Independent research commissioned by Shelter modelled 80 different household types, examining their wages, savings, and house prices in their area to map the chances of them ever being able to buy a home.
The study assessed their chances of home ownership if the current cycles of house price boom and bust continue, comparing them with a scenario where house prices remained stable.
The research showed that rising house prices in the current property market mean that, without significant financial help from their parents, a generation of people currently in their twenties could be left with more than a 50% chance of never owning a home of their own in every single region of the country – not just in London and the south-east.
The study found that the situation would be very different if house prices were stable, when this generation’s chances of owning a home would rise dramatically. People in the south-west could see their chance of home ownership almost double from 38% to 74%, while those in the west midlands could see their chances rise from less than half to almost 80%.
Shelter is calling for an era of stable house prices to give families a better chance of buying a home, putting an end to decades of damaging house price boom and bust.
To stabilise house price inflation, the organisation is calling for a major housebuilding programme as well as a review of Help to Buy. Shelter also wants the Bank of England to act to stabilise the market if house prices start to rise rapidly.
Campbell Robb, chief executive of Shelter, said: “Our rollercoaster housing market may make headlines, but these days rising house prices don’t have the feel-good factor, and for good reason.
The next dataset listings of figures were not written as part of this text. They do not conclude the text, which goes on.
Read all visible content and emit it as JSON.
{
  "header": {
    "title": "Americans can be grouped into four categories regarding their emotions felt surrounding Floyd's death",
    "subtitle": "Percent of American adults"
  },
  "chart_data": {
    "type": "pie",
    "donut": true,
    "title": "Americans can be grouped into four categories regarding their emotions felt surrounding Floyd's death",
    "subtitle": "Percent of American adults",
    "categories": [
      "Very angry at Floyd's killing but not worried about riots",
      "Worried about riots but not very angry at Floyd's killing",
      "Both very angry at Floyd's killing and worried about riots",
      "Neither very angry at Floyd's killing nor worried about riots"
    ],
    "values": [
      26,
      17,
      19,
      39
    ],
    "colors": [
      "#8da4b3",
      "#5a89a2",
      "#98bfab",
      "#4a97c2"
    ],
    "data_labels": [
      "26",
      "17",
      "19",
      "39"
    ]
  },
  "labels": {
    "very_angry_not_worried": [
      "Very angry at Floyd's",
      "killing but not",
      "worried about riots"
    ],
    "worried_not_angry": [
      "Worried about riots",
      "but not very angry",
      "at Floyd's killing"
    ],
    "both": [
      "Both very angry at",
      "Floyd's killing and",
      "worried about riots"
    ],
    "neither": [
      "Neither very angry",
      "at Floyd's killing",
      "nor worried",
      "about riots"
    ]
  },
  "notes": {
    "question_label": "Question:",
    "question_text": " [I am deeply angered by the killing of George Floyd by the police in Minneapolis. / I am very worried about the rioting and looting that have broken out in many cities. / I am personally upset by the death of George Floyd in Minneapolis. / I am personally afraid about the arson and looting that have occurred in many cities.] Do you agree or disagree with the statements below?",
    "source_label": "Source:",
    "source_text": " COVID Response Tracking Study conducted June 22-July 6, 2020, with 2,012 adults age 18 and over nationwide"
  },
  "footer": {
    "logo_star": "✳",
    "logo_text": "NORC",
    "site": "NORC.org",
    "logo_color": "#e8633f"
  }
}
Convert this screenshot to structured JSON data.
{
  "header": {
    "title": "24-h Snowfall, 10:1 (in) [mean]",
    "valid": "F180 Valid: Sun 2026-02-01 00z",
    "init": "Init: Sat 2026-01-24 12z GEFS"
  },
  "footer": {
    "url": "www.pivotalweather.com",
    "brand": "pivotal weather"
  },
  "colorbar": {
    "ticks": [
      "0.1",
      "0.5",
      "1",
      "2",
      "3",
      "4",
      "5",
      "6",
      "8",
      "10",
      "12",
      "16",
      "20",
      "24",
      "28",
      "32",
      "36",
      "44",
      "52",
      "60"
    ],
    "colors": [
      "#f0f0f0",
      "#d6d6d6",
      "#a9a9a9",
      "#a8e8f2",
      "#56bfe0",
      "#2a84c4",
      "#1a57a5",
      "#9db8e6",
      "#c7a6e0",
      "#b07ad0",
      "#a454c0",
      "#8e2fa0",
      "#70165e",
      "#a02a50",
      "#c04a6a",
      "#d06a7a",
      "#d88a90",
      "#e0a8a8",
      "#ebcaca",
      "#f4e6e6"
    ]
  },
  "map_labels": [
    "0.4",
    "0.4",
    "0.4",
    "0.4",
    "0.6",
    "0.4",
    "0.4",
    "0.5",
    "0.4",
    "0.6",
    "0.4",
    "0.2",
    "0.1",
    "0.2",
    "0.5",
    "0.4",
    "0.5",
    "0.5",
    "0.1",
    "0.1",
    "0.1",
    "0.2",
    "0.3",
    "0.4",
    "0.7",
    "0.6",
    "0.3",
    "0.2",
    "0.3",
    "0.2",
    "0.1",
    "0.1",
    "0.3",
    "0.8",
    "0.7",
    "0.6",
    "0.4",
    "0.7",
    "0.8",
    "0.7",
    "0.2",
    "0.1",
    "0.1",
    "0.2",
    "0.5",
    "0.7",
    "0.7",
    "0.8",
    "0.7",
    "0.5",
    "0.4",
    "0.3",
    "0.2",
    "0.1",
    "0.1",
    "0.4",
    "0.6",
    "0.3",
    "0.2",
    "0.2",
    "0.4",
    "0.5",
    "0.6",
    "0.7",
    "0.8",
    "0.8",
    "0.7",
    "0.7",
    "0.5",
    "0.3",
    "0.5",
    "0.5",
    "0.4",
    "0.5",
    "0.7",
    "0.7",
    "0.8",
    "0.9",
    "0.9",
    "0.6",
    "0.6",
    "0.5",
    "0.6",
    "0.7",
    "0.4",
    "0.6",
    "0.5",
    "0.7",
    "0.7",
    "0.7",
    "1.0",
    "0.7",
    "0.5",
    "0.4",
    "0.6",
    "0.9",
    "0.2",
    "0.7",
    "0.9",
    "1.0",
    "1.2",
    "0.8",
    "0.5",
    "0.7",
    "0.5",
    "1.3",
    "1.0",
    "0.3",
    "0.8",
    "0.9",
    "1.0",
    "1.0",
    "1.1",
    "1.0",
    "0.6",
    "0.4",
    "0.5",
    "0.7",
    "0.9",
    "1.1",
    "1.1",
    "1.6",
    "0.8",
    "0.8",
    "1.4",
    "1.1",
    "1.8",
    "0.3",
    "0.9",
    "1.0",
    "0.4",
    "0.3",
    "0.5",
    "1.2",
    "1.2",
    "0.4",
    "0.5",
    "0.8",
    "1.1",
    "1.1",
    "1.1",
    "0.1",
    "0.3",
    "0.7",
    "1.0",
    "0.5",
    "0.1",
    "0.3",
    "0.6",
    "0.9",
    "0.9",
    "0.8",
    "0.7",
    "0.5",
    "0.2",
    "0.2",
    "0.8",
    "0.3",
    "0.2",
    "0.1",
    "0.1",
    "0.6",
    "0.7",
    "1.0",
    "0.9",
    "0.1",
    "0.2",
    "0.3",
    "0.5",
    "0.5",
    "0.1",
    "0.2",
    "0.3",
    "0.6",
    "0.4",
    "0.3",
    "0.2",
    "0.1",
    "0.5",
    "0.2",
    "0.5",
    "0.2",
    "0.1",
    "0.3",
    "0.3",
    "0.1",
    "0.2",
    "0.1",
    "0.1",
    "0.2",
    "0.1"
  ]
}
Nobody wants a return to the bad old days of house prices rising then crashing.
“Unless house prices are stabilised, the grim reality is that – apart from a lucky few able to rely on the Bank of Mum and Dad – soaring prices may well lead to the prospect of home ownership slipping even further away from even more of us.
“From families left with no choice but unstable private renting, to the tragedy of repossession and negative equity, people are paying the price for our broken property market.”